Kuriakose Elias Chavara was born on 10th February 1805 to Iko Chavara and Mariam Thoppil at Kainakary, Kerala. From age 5 to 10, he attended the village school to study languages, different dialects, and elementary sciences. Fr Thomas Palackal, the Rector of the seminary at Pallipuram invited Kuriakose to the seminary. As he was too young, Kuriakose spent two years in the parish rectory under the care of the Parish Priest. In 1818, at the age of 13, he joined the seminary. During this time there was an epidemic in Kainakary. Kuriakose lost his parents and only brother to this epidemic. He was now the only heir to the family and relatives convinced him discontinue to seminary life, albeit reluctantly. He soon arranged the family affairs in such a way that he could return to his priestly formation.
In 1829, at the age of 24, he was ordained a priest at St Andrew’s Basilica, Arthunkal. After ordination he was engaged for some time in pastoral ministry; however, he soon returned to teach at the seminary, burning with a desire to found a religious institute. He was welcomed by Fr Thomas Palackal and Fr Thomas Porukara who shared a similar vision for religious community life. His trust in the providence of God and the ardent desire to lead a more radical way of Christian discipleship led him to found the Congregation of Carmelites of Mary Immaculate (CMI), the first congregation for men in the Syro-Malabar Catholic Church.
For the spiritual renewal of the people Fr Chavara is known to have held 40 Hours’ Adoration. He started several seminaries, introducing annual retreats for priests and people while giving special attention to catechumens. He is also credited with opening a house for the dying and the destitute, as well as schools for general education. He was appointed the first Vicar General of Syro-Malabar Catholics in 1861. It is said that the Church was able to withstand many threats of that time to ecclesial unity owing to his leadership. Fr Kuriakose was convinced that if he did his part the Lord would take care of the rest.

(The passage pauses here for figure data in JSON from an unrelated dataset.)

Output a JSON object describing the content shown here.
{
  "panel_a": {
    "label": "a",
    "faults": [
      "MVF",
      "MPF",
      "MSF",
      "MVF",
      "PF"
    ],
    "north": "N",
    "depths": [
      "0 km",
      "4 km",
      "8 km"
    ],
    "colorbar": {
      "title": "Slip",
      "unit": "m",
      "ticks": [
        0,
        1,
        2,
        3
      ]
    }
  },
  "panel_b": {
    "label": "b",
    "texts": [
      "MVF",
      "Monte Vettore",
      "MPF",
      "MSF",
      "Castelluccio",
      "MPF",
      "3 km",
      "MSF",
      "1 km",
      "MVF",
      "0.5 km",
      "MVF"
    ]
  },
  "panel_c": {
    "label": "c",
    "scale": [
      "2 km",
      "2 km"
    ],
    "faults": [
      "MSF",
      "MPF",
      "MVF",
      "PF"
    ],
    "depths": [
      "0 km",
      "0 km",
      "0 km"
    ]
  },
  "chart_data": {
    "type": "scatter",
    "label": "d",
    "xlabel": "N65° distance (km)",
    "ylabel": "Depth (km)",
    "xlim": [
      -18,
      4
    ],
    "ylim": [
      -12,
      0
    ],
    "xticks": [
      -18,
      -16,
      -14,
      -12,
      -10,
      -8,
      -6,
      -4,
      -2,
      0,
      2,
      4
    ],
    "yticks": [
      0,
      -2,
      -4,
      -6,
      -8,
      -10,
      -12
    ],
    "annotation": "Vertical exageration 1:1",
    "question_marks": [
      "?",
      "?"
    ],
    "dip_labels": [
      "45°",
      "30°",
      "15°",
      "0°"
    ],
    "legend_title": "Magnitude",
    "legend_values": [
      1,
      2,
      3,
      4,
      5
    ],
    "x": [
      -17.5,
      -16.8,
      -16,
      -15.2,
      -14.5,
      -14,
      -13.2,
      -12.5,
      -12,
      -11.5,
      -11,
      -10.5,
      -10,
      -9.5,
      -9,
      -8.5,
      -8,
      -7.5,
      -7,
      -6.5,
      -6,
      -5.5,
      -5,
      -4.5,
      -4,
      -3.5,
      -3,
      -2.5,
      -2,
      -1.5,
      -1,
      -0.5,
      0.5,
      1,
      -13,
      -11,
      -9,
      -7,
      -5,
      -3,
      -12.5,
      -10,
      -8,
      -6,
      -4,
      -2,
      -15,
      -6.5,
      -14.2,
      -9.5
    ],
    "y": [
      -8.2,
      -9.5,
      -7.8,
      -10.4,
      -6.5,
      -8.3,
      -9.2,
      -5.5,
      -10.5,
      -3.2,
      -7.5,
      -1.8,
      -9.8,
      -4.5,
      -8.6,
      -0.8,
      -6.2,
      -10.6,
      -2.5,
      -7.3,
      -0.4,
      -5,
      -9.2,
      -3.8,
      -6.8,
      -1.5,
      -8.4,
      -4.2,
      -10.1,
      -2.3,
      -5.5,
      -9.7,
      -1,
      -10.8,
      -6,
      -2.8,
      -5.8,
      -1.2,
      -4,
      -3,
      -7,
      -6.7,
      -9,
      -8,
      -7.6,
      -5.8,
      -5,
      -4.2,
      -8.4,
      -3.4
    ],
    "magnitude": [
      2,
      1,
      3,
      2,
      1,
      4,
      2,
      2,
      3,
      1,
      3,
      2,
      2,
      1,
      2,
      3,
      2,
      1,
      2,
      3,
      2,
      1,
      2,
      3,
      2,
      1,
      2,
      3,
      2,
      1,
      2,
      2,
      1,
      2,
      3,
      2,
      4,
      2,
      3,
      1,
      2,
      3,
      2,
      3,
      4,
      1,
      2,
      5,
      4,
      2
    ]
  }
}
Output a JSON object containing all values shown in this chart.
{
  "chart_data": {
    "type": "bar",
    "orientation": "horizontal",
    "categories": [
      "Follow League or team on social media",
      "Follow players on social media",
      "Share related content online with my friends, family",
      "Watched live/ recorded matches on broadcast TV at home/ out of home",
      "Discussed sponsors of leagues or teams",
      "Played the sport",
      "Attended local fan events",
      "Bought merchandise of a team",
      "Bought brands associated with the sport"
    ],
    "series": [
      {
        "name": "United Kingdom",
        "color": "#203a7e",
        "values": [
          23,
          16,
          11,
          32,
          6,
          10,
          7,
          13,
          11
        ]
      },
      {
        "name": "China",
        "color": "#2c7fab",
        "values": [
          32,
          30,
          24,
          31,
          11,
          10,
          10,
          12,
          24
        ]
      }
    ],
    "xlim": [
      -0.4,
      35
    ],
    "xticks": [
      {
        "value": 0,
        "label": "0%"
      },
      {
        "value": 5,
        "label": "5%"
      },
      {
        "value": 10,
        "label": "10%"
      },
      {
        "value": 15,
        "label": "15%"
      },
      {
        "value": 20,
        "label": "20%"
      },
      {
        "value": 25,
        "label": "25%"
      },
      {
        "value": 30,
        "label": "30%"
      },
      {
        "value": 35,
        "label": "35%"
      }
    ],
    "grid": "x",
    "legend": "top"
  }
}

He was once told about a man suffering with smallpox who wished to receive the Sacrament of the Sick. Many warned him against visiting this man, but Fr Kuriakose said, ‘Now it is my duty to take care of this person. God will take care of me.’

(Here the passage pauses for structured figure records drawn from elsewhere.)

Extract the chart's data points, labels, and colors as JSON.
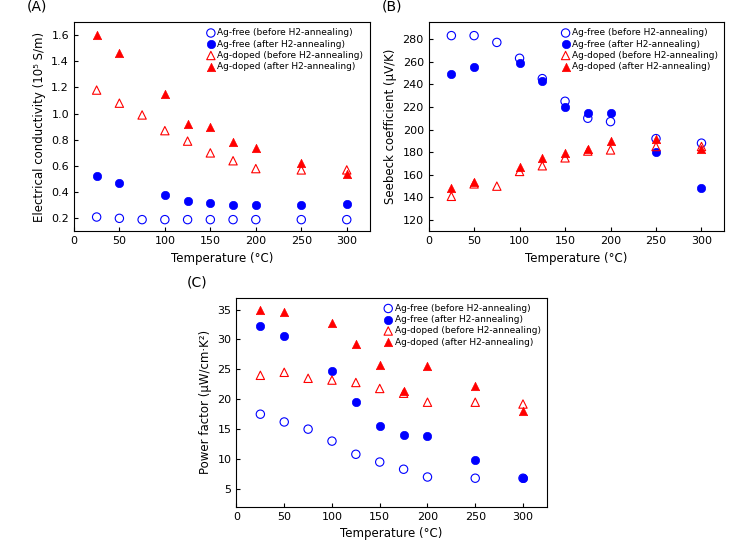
{
  "panel_A": {
    "title": "(A)",
    "xlabel": "Temperature (°C)",
    "ylabel": "Electrical conductivity (10⁵ S/m)",
    "xlim": [
      0,
      325
    ],
    "ylim": [
      0.1,
      1.7
    ],
    "yticks": [
      0.2,
      0.4,
      0.6,
      0.8,
      1.0,
      1.2,
      1.4,
      1.6
    ],
    "xticks": [
      0,
      50,
      100,
      150,
      200,
      250,
      300
    ],
    "series": {
      "ag_free_before": {
        "x": [
          25,
          50,
          75,
          100,
          125,
          150,
          175,
          200,
          250,
          300
        ],
        "y": [
          0.21,
          0.2,
          0.19,
          0.19,
          0.19,
          0.19,
          0.19,
          0.19,
          0.19,
          0.19
        ],
        "color": "blue",
        "marker": "o",
        "filled": false,
        "label": "Ag-free (before H2-annealing)"
      },
      "ag_free_after": {
        "x": [
          25,
          50,
          100,
          125,
          150,
          175,
          200,
          250,
          300
        ],
        "y": [
          0.52,
          0.47,
          0.38,
          0.33,
          0.32,
          0.3,
          0.3,
          0.3,
          0.31
        ],
        "color": "blue",
        "marker": "o",
        "filled": true,
        "label": "Ag-free (after H2-annealing)"
      },
      "ag_doped_before": {
        "x": [
          25,
          50,
          75,
          100,
          125,
          150,
          175,
          200,
          250,
          300
        ],
        "y": [
          1.18,
          1.08,
          0.99,
          0.87,
          0.79,
          0.7,
          0.64,
          0.58,
          0.57,
          0.57
        ],
        "color": "red",
        "marker": "^",
        "filled": false,
        "label": "Ag-doped (before H2-annealing)"
      },
      "ag_doped_after": {
        "x": [
          25,
          50,
          100,
          125,
          150,
          175,
          200,
          250,
          300
        ],
        "y": [
          1.6,
          1.46,
          1.15,
          0.92,
          0.9,
          0.78,
          0.74,
          0.62,
          0.54
        ],
        "color": "red",
        "marker": "^",
        "filled": true,
        "label": "Ag-doped (after H2-annealing)"
      }
    }
  },
  "panel_B": {
    "title": "(B)",
    "xlabel": "Temperature (°C)",
    "ylabel": "Seebeck coefficient (μV/K)",
    "xlim": [
      0,
      325
    ],
    "ylim": [
      110,
      295
    ],
    "yticks": [
      120,
      140,
      160,
      180,
      200,
      220,
      240,
      260,
      280
    ],
    "xticks": [
      0,
      50,
      100,
      150,
      200,
      250,
      300
    ],
    "series": {
      "ag_free_before": {
        "x": [
          25,
          50,
          75,
          100,
          125,
          150,
          175,
          200,
          250,
          300
        ],
        "y": [
          283,
          283,
          277,
          263,
          245,
          225,
          210,
          207,
          192,
          188
        ],
        "color": "blue",
        "marker": "o",
        "filled": false,
        "label": "Ag-free (before H2-annealing)"
      },
      "ag_free_after": {
        "x": [
          25,
          50,
          100,
          125,
          150,
          175,
          200,
          250,
          300
        ],
        "y": [
          249,
          255,
          259,
          243,
          220,
          215,
          215,
          180,
          148
        ],
        "color": "blue",
        "marker": "o",
        "filled": true,
        "label": "Ag-free (after H2-annealing)"
      },
      "ag_doped_before": {
        "x": [
          25,
          50,
          75,
          100,
          125,
          150,
          175,
          200,
          250,
          300
        ],
        "y": [
          141,
          152,
          150,
          163,
          168,
          175,
          181,
          182,
          185,
          185
        ],
        "color": "red",
        "marker": "^",
        "filled": false,
        "label": "Ag-doped (before H2-annealing)"
      },
      "ag_doped_after": {
        "x": [
          25,
          50,
          100,
          125,
          150,
          175,
          200,
          250,
          300
        ],
        "y": [
          148,
          154,
          167,
          175,
          179,
          183,
          190,
          192,
          183
        ],
        "color": "red",
        "marker": "^",
        "filled": true,
        "label": "Ag-doped (after H2-annealing)"
      }
    }
  },
  "panel_C": {
    "title": "(C)",
    "xlabel": "Temperature (°C)",
    "ylabel": "Power factor (μW/cm·K²)",
    "xlim": [
      0,
      325
    ],
    "ylim": [
      2,
      37
    ],
    "yticks": [
      5,
      10,
      15,
      20,
      25,
      30,
      35
    ],
    "xticks": [
      0,
      50,
      100,
      150,
      200,
      250,
      300
    ],
    "series": {
      "ag_free_before": {
        "x": [
          25,
          50,
          75,
          100,
          125,
          150,
          175,
          200,
          250,
          300
        ],
        "y": [
          17.5,
          16.2,
          15.0,
          13.0,
          10.8,
          9.5,
          8.3,
          7.0,
          6.8,
          6.8
        ],
        "color": "blue",
        "marker": "o",
        "filled": false,
        "label": "Ag-free (before H2-annealing)"
      },
      "ag_free_after": {
        "x": [
          25,
          50,
          100,
          125,
          150,
          175,
          200,
          250,
          300
        ],
        "y": [
          32.2,
          30.5,
          24.8,
          19.5,
          15.5,
          14.0,
          13.8,
          9.8,
          6.8
        ],
        "color": "blue",
        "marker": "o",
        "filled": true,
        "label": "Ag-free (after H2-annealing)"
      },
      "ag_doped_before": {
        "x": [
          25,
          50,
          75,
          100,
          125,
          150,
          175,
          200,
          250,
          300
        ],
        "y": [
          24.0,
          24.5,
          23.5,
          23.2,
          22.8,
          21.8,
          21.0,
          19.5,
          19.5,
          19.2
        ],
        "color": "red",
        "marker": "^",
        "filled": false,
        "label": "Ag-doped (before H2-annealing)"
      },
      "ag_doped_after": {
        "x": [
          25,
          50,
          100,
          125,
          150,
          175,
          200,
          250,
          300
        ],
        "y": [
          35.0,
          34.5,
          32.8,
          29.2,
          25.8,
          21.3,
          25.5,
          22.2,
          18.0
        ],
        "color": "red",
        "marker": "^",
        "filled": true,
        "label": "Ag-doped (after H2-annealing)"
      }
    }
  },
  "marker_size": 6,
  "font_size": 8,
  "legend_font_size": 6.5,
  "axis_label_font_size": 8.5
}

He would visit places of dispute and peace would be restored. When he became ill, he retired to a monastery in Koonammavu for treatment. Disputes and quarrels were taking place in the Parish of Anackal and parish elders came to beg Fr Kuriakose to return with them: ‘It is enough if you just come for peace to be restored’. He went with them and indeed the dispute was sorted.

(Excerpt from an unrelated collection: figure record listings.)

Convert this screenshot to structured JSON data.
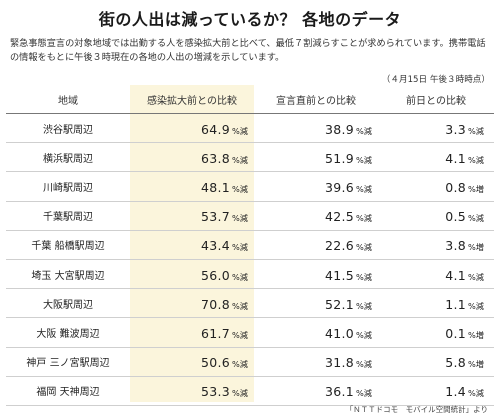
{
  "title": "街の人出は減っているか？ 各地のデータ",
  "lead": "緊急事態宣言の対象地域では出勤する人を感染拡大前と比べて、最低７割減らすことが求められています。携帯電話の情報をもとに午後３時現在の各地の人出の増減を示しています。",
  "as_of": "（４月15日 午後３時時点）",
  "table": {
    "headers": [
      "地域",
      "感染拡大前との比較",
      "宣言直前との比較",
      "前日との比較"
    ],
    "rows": [
      {
        "area": "渋谷駅周辺",
        "pre": "64.9",
        "pre_u": "%減",
        "decl": "38.9",
        "decl_u": "%減",
        "prev": "3.3",
        "prev_u": "%減"
      },
      {
        "area": "横浜駅周辺",
        "pre": "63.8",
        "pre_u": "%減",
        "decl": "51.9",
        "decl_u": "%減",
        "prev": "4.1",
        "prev_u": "%減"
      },
      {
        "area": "川崎駅周辺",
        "pre": "48.1",
        "pre_u": "%減",
        "decl": "39.6",
        "decl_u": "%減",
        "prev": "0.8",
        "prev_u": "%増"
      },
      {
        "area": "千葉駅周辺",
        "pre": "53.7",
        "pre_u": "%減",
        "decl": "42.5",
        "decl_u": "%減",
        "prev": "0.5",
        "prev_u": "%減"
      },
      {
        "area": "千葉 船橋駅周辺",
        "pre": "43.4",
        "pre_u": "%減",
        "decl": "22.6",
        "decl_u": "%減",
        "prev": "3.8",
        "prev_u": "%増"
      },
      {
        "area": "埼玉 大宮駅周辺",
        "pre": "56.0",
        "pre_u": "%減",
        "decl": "41.5",
        "decl_u": "%減",
        "prev": "4.1",
        "prev_u": "%減"
      },
      {
        "area": "大阪駅周辺",
        "pre": "70.8",
        "pre_u": "%減",
        "decl": "52.1",
        "decl_u": "%減",
        "prev": "1.1",
        "prev_u": "%減"
      },
      {
        "area": "大阪 難波周辺",
        "pre": "61.7",
        "pre_u": "%減",
        "decl": "41.0",
        "decl_u": "%減",
        "prev": "0.1",
        "prev_u": "%増"
      },
      {
        "area": "神戸 三ノ宮駅周辺",
        "pre": "50.6",
        "pre_u": "%減",
        "decl": "31.8",
        "decl_u": "%減",
        "prev": "5.8",
        "prev_u": "%増"
      },
      {
        "area": "福岡 天神周辺",
        "pre": "53.3",
        "pre_u": "%減",
        "decl": "36.1",
        "decl_u": "%減",
        "prev": "1.4",
        "prev_u": "%減"
      }
    ]
  },
  "source": "「ＮＴＴドコモ　モバイル空間統計」より",
  "colors": {
    "highlight": "#fbf5dc",
    "rule": "#cfcfcf",
    "text": "#222222"
  }
}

Fr Kuriakose was known to love even his enemies. A man called Mathen unjustly appropriated the land of Mannanam Monastery and filed cases against Fr Kuriakose in court. In spite of this, Fr Kuriakose still loved him, and in his last testament instructed the members of his community to do good to Mathen. He was guided by the conviction that ‘days on which you have not rendered any good to others, will not be reckoned in the book of your life’.
St Kuriakose spent his last days at Koonamavu. In October 1870, he became very ill and lost complete sight for three months. During this time he fixed a little note on the door asking visitors to speak to him only of spiritual matters. He died on 3rd January 1871.
He was canonized by Pope Francis at St Peter’s Square on 23rd November 2014.
In our diocese, St Joseph’s in Wembley is under the pastoral care of the Carmelites of Mary Immaculate (CMI), the order he had founded.